En réunion hier, vendredi 6 mai 2016, le comité de suivi de la mise en œuvre des accords signés entre le gouvernement et les syndicats du secteur de l’éducation, a appelé les enseignants à renouer avec le dialogue. Selon la ministre de la fonction publique, de la rationalisation des effectifs et du renouveau du secteur public, Viviane Laure Bampassy : «c’est une réunion d’information afin d’apporter des éléments de réponses par rapport à leurs préoccupations.

L’Etat a respecté ces engagements sur les accords signés, nous tardons sur la mise en œuvre pour certains parce qu’il y a des procédures à respecter», a soutenu la ministre. Et d’avancer : « nous appelons les enseignants, dès lors que certains accords ont été évacués, de renouer le dialogue avec l’Etat». Pour les enseignants, il n’en est plus question de négociations sur les acquis. Mais sur les propositions émises par l’Etat, ils prennent acte et évalueront.

A cet effet, le Grand Cadre de Abdou Faty, soutient : « nous disons oui pour les rappels au mois de mai. Mais, pour la mise en solde des 10 mille agents, il faudra y réfléchir pour l’avenir». Et Abdoulaye Ndoye du Cusem d’ajouter : « nous avons fait des contre propositions. Et la proposition du mois de mai pour le démarrage du paiement des rappels entre dans ce cadre. L’Etat doit nous rassurer et pour se faire, il doit commencer par là».

Sur l’instabilité de l’école sénégalaise, le gouvernement et les syndicalistes continuent de se renvoyer la balle en s’accusant mutuellement. Si pour les enseignants, on parle de respecter leurs engagements, du côté de l’Etat, on s’offusque des lenteurs dans la mise en œuvre. « Nous ne pouvons pas, vous dire qu’au sortir de cette rencontre avec le gouvernement, nous allons surseoir à notre mot d’ordre pour ce qui concerne les grèves et débrayage déjà programmés.
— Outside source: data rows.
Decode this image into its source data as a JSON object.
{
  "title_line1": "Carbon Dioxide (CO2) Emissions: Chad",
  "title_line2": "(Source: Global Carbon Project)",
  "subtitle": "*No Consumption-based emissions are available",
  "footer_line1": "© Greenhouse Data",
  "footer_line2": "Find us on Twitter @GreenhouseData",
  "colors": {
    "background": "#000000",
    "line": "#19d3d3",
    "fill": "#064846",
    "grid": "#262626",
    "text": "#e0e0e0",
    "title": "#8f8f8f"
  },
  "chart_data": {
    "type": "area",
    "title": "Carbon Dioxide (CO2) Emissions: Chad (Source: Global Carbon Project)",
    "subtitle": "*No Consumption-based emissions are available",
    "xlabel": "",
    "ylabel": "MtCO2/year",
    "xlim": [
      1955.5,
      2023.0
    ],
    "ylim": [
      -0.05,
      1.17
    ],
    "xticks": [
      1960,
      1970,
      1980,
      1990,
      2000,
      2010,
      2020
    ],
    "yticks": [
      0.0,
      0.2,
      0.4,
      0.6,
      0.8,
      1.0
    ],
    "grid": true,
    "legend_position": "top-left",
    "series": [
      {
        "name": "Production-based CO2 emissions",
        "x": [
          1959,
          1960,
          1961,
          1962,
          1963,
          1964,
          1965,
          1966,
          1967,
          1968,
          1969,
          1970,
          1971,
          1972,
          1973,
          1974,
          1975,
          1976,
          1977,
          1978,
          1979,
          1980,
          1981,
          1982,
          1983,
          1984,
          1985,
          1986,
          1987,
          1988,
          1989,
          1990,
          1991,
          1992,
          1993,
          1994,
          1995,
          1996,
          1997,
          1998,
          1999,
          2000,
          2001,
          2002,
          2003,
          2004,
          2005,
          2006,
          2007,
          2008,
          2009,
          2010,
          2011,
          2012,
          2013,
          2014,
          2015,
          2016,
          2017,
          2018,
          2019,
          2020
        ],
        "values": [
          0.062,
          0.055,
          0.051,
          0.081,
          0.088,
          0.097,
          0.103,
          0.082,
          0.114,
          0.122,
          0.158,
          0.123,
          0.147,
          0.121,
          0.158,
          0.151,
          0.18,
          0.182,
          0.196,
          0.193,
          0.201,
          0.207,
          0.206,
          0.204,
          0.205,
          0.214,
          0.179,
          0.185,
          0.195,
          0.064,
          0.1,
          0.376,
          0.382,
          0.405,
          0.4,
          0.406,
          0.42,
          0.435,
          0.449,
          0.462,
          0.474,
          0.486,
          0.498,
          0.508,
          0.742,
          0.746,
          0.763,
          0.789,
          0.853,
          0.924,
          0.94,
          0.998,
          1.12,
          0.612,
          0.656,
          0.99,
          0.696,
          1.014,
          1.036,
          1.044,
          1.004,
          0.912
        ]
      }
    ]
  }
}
Il nous faut d’abord discuter et évaluer dans nos différentes bases. C’est après seulement que nous pourrons donner le mot d’ordre» a déclaré M. Ndoye. D’autres points ont aussi fait l’objet de débats dont la formation diplômante mais aussi les logements.

Soulignons que le ministre de l’éducation nationale, Serigne Mbaye Thiam et celui du travail, Mansour Sy, ont pris part à la rencontre.